Persistence & Privilege
always is false and there are no requested config paths or modifications to other skills. The skill does not request persistent or global privileges in the metadata. It does permit autonomous invocation (default), which increases blast radius if the skill were malicious, but there are no additional persistence privileges requested.

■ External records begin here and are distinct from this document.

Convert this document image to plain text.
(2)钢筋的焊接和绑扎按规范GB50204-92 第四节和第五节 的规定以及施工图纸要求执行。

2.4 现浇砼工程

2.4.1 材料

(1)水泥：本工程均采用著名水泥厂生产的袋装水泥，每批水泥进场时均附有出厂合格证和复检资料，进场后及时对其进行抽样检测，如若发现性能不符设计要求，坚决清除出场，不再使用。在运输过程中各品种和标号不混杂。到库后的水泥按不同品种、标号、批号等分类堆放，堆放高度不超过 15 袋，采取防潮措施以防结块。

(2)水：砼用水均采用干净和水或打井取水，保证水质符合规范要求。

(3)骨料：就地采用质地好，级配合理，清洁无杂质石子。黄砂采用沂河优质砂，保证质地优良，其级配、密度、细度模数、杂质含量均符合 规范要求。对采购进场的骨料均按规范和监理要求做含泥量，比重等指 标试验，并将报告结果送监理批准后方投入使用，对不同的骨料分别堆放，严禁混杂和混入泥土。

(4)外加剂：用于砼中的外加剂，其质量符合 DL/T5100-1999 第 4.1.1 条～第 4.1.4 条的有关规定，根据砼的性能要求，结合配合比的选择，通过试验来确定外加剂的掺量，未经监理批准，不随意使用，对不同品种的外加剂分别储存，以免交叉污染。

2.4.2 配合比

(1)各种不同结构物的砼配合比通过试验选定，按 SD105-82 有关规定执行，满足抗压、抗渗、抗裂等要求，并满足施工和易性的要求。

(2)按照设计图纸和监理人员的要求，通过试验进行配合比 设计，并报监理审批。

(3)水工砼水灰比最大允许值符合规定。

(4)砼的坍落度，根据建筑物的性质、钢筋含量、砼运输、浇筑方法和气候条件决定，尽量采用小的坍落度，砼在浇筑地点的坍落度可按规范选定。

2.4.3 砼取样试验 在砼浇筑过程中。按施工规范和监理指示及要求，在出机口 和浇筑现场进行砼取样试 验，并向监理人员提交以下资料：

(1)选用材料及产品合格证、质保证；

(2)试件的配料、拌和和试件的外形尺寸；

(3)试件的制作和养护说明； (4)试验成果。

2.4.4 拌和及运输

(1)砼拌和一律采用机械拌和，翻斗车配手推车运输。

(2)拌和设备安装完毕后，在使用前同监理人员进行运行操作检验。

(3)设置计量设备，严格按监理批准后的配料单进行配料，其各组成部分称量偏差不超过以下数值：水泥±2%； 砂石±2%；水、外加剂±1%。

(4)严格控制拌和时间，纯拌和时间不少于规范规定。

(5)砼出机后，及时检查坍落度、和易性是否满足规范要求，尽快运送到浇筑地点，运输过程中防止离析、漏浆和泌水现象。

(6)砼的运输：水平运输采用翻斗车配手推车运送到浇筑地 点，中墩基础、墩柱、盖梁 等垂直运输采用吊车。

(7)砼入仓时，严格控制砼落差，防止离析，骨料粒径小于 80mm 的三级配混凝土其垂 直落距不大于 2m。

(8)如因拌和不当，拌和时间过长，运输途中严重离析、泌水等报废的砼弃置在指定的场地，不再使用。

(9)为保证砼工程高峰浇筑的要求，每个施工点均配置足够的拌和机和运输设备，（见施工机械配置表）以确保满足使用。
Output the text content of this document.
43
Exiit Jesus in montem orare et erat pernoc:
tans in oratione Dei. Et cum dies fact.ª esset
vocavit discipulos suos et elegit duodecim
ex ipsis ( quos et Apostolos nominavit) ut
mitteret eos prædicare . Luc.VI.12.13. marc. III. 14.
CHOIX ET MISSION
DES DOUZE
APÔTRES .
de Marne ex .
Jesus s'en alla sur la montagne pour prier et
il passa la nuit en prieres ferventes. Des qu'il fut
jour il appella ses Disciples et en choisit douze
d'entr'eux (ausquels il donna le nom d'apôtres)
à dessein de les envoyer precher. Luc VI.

What to consider before installing
Key things to check before installing: - Environment variables: The code reads SEMANTIC_SCHOLAR_API_KEY, OPENALEX_API_KEY, and USER_EMAIL but the skill metadata declares no required env vars — confirm whether you need to supply API keys and whether you are comfortable exposing an email via USER_EMAIL/CLAWDBOT_EMAIL (it will be used in User-Agent headers). - Missing referenced script: SKILL.md tells you to run scripts/generate_schematic.py or scripts/generate_schematic.py is referenced in the schematic-generation example, but that file is not present in the manifest. Ask the publisher where generate_schematic.py is or whether the schematic step is implemented elsewhere. A missing file could indicate an incomplete package or that additional code will be fetched at runtime. - Mandatory external skill: The SKILL.md forces use of a separate 'scientific-schematics' skill to generate figures. Confirm what that skill is, who publishes it, and what permissions or credentials it requires before allowing automatic invocation. - Google Scholar scraping: The instructions encourage manual or careful scraping of Google Scholar (no official API). Scraping violates Google Scholar terms of service and may result in blocking; decide whether you want automation that encourages scraping. - External network calls and subprocesses: The scripts make network requests to public APIs (Semantic Scholar, OpenAlex, CrossRef, PubMed/E-utilities, EuropePMC) and call subprocess tools (pandoc, xelatex). Ensure your runtime environment allows these, and run the code in a sandbox if you need to audit behavior first. - Validate outputs and provenance: Because the skill aggregates many sources, verify DOIs and citation resolution (the repo includes verify_citations.py) and check how deduplication is implemented if you depend on completeness/accuracy for publication work. - If you have low tolerance for risk: don't install until the author fixes metadata mismatches (declare env vars and list the required helpers), provides the missing schematic-generation script or removes the mandatory schematic requirement, and documents the 'scientific-schematics' skill provenance and permissions. If you proceed: run the scripts in an isolated environment, supply API keys deliberately (not secrets you cannot rotate), and confirm the schematic tool and any other external skills before granting the agent autonomous invocation that might call them.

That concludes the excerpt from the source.